Alors sur la voûte bleutée
L’étoile s’ouvre comme les fleurs,
Et là-bas, sur son limpide regard,
Tout au zénith du globe
S’exhale une vague harmonie
Qui absorbe l’esprit
Et le remplit d’une sublime adoration.
Redresse ton front que l’angoisse vaine
Plonge dans l’enfer de ton deuil,
Ô créature humaine !
Et écoute ce chant qui vers le ciel t’appelle.
Ô soir majestueux,
Comme tu montres Dieu dans ta grandeur,
Comme elle jaillit la vie mystérieuse
Sous ton souffle d’immortelle tristesse !
Dans l’écho lointain
S’élève une voix qui flatte le cœur
Telle la voix du père, telle celle du frère,
Et dans le soupir de la brise vague
Qui vient sur les cheveux du front
Nicher son murmure secret,
Oh ! comme le trille affectueux de la mère
Semble parler à l’âme attendrie !
Sur la vallée obscure retentit
Le hurlement sauvage du torrent
Qui roule sur la pente
Et s’écroule dans l’antre effrayant :
Il brame et se précipite,
Sa chute fait trembler l’abîme creux,
Et l’écho épouvanté
Surgit des gorges pour hurler.
La feuille qui balance
Fait frissonner le cœur ;
On dirait la rumeur légère
D’une ombre évoquée,
Et dans la lumière tremblante de l’étoile
Il y a quelqu’un qui nous envoie un regard.

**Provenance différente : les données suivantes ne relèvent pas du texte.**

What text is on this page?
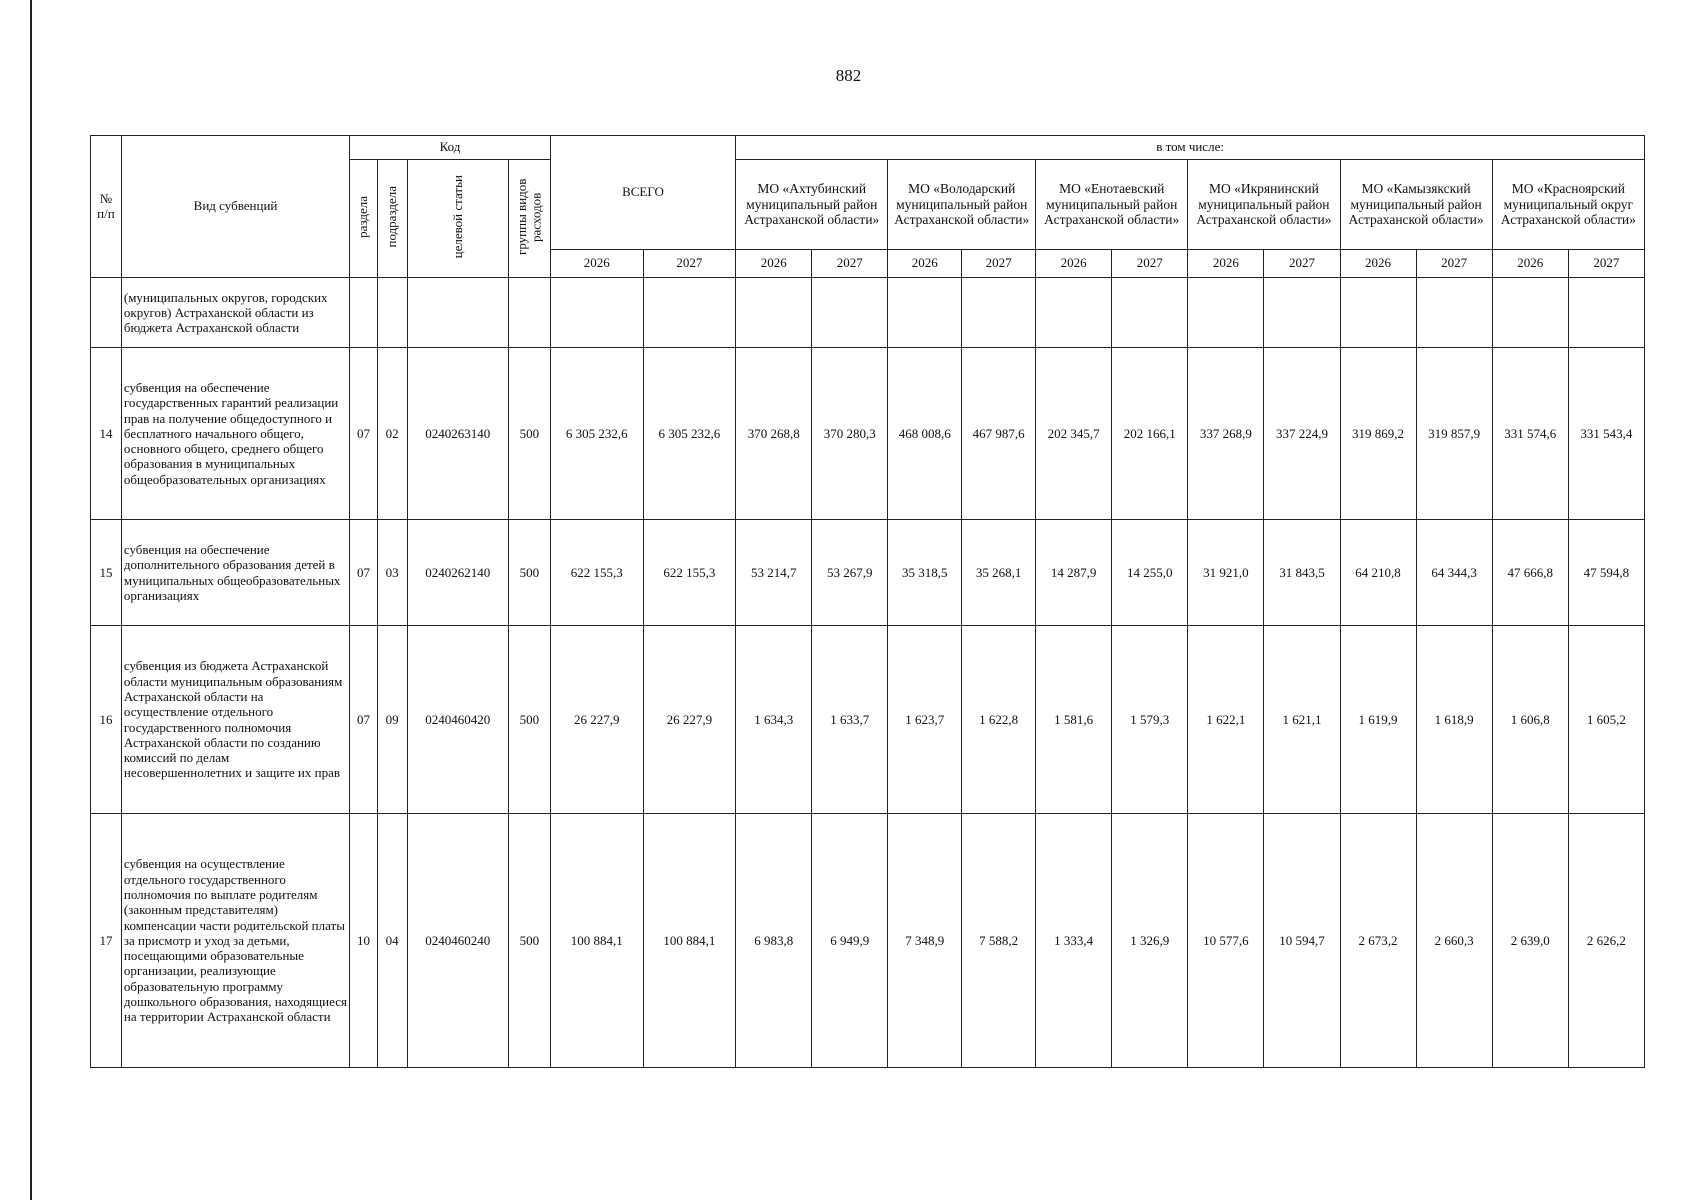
882
№ п/п	Вид субвенций	Код				ВСЕГО		в том числе:											
		раздела	подраздела	целевой статьи	группы видов расходов			МО «Ахтубинский муниципальный район Астраханской области»		МО «Володарский муниципальный район Астраханской области»		МО «Енотаевский муниципальный район Астраханской области»		МО «Икрянинский муниципальный район Астраханской области»		МО «Камызякский муниципальный район Астраханской области»		МО «Красноярский муниципальный округ Астраханской области»	
						2026	2027	2026	2027	2026	2027	2026	2027	2026	2027	2026	2027	2026	2027
	(муниципальных округов, городских округов) Астраханской области из бюджета Астраханской области																		
14	субвенция на обеспечение государственных гарантий реализации прав на получение общедоступного и бесплатного начального общего, основного общего, среднего общего образования в муниципальных общеобразовательных организациях	07	02	0240263140	500	6 305 232,6	6 305 232,6	370 268,8	370 280,3	468 008,6	467 987,6	202 345,7	202 166,1	337 268,9	337 224,9	319 869,2	319 857,9	331 574,6	331 543,4
15	субвенция на обеспечение дополнительного образования детей в муниципальных общеобразовательных организациях	07	03	0240262140	500	622 155,3	622 155,3	53 214,7	53 267,9	35 318,5	35 268,1	14 287,9	14 255,0	31 921,0	31 843,5	64 210,8	64 344,3	47 666,8	47 594,8
16	субвенция из бюджета Астраханской области муниципальным образованиям Астраханской области на осуществление отдельного государственного полномочия Астраханской области по созданию комиссий по делам несовершеннолетних и защите их прав	07	09	0240460420	500	26 227,9	26 227,9	1 634,3	1 633,7	1 623,7	1 622,8	1 581,6	1 579,3	1 622,1	1 621,1	1 619,9	1 618,9	1 606,8	1 605,2
17	субвенция на осуществление отдельного государственного полномочия по выплате родителям (законным представителям) компенсации части родительской платы за присмотр и уход за детьми, посещающими образовательные организации, реализующие образовательную программу дошкольного образования, находящиеся на территории Астраханской области	10	04	0240460240	500	100 884,1	100 884,1	6 983,8	6 949,9	7 348,9	7 588,2	1 333,4	1 326,9	10 577,6	10 594,7	2 673,2	2 660,3	2 639,0	2 626,2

Il y a une plante qui se tord et qui gémit
Et qui invoque la pitié
Sous le pied prudent qui l’oppresse ;
Il y a une branche qui nous effleure au passage,
Une branche timide ;
Il y a une fleur qui s’épanouit avec délice
Et répand sa pluie de pétales
Sous l’œil mortel qui la caresse ;
Dans les chimères de l’ombre errante
S’efface et se dessine
Une pâle main qui nous fait un signe
Et une lèvre souriante qui nous nomme...
Sur le monde désert
La solitude, comme un fantôme, observe,
Tandis que ressuscite, et tressaille, et tournoie
La vie des choses mortes.
Ô mortelle créature !
Ne sent-elle pas Dieu, l’essence de ta vie ?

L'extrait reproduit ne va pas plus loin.